Politico
By Sarah Wheaton and Nolan McCaskill
December 15, 2015
President
Barack Obama welcomed more than 30 new U.S. citizens at a
naturalization ceremony on Tuesday, using the event to counter recent
anti-Muslim and anti-refugee
comments from Republican presidential candidates including Donald
Trump.
“Scripture
tells us, 'For we are strangers before you, and sojourners, as were all
our fathers,'” Obama said in his address to the 31 immigrants
representing 25 different
countries who were granted citizenship in a ceremony at the National
Archives. “In the Mexican immigrant today, we see the Catholic immigrant
of a century ago; in the Syrian seeking refuge today, we should see the
Jewish refugee of World War II.”
It
was the second time in a week that Obama shot back at the GOP field —
particularly Trump — without naming names or directly referencing
contemporary politics.
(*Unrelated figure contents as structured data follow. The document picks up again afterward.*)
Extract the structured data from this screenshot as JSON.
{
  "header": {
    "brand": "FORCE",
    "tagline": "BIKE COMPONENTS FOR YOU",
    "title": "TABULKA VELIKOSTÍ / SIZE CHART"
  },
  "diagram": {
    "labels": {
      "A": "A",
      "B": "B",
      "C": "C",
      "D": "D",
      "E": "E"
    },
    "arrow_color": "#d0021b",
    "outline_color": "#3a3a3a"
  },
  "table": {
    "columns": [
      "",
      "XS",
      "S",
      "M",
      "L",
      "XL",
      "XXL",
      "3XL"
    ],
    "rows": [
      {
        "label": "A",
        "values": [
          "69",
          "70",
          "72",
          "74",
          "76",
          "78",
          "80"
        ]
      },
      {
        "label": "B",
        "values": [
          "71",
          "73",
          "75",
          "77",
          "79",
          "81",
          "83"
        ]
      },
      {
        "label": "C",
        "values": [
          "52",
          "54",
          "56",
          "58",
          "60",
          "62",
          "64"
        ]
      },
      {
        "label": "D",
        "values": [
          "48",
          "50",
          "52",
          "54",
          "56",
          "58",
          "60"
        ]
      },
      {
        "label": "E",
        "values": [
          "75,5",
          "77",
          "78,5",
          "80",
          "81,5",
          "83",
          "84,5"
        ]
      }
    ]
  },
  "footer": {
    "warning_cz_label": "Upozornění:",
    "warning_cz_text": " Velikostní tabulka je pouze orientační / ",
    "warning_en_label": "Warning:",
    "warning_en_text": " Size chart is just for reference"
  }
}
Like
his speech last week marking the 150th anniversary of the amendment
abolishing slavery, Obama offered a soaring tribute to American history
and values. In both instances, he acknowledged areas where the U.S. has
failed to live up to those values, like the
bondage of blacks, and the internment of Japanese Americans during
World War II.
Obama's
remarks also come amid a broader effort by his administration to leave a
mark on elections over the long term. The White House launched an
initiative earlier this
year to encourage eligible immigrants to get naturalized and vote,
which could provide a boost to Democrats' chances to not only hold on to
the White House but to reclaim control of Congress. And in Tuesday's
speech, Obama stressed the responsibilities of
American citizenship: “To follow our laws, yes, but also to engage with
your communities, to speak up for what you believe in, and to vote.”
There
are signs Republicans are concerned at just how far their commitment to
be more inclusive of Hispanic voters after the bruising 2012 loss has
unraveled. Last week,
a memo from Senate Republicans' campaign arm aired concerns that a
Trump candidacy could harm the party down the ballot in 2016, and other
Republicans have increasingly sounded the alarm about the push for legal
immigration in recent months, noting that newer
Americans are more likely to vote for Democrats.
At
the same time, polls show GOP support growing for Trump in the wake of
his call to ban Muslims from entering the country, and a survey of
Republican voters showed six
in 10 back his plan.
Obama's
remarks "do stand in stark contrast to the rhetoric and divisiveness
that will most surely be on display on the debate stage tonight in Las
Vegas," said White
House Press Secretary Josh Earnest, referring to Tuesday night's
scheduled Republican debate on CNN, "but the things that the president
talked about today are also firmly in line with the vision for the
country that the president has long given voice to.”
Earnest
made it clear that the White House is confident not only of the
righteousness of Obama's vision, but also of its political popularity.
That
message "has attracted the strong support of Democrats and Republicans
in the context of an election in 2008 and an election in 2012," Earnest
continued. "The president's
ability to advocate for those basic values are the reason that he’s
sitting in the office that he’s sitting in today and the reason that I’m
standing at the podium that I’m standing at right now.”
Amid
the larger debate about vetting immigrants for terrorism concerns after
the Paris and San Bernardino attacks, Obama said Americans have
betrayed one another and the
very values that documents housed in the Archives such as the
Declaration of Independence and Constitution embody. “The biggest irony,
of course, was that those who’ve betrayed these values were themselves
the children of immigrants,” he said. “How quickly
we forget. One generation passes, two generation passes and suddenly we
don’t remember where we came from.”
Obama
condemned the us-versus-them mentality some Americans have toward
immigrants — “not remembering we used to be them,” he said. “On days
like today, we need to resolve
never to repeat mistakes like that again. We must resolve to always
speak out against hatred and bigotry, in all of its forms."
Being
an American is tough, the president said, but standing up for one
another is what the values enshrined in the documents inside the rotunda
of the National Archives
compels Americans to do — especially when it’s hard and inconvenient.
Obama
told the batch of new citizens they have obligations. “But I’m
absolutely confident you will meet them,” he said. “You’ll set a good
example for all of us because
you know how precious this thing is. It’s not something to take for
granted. It’s something to cherish and to fight for.”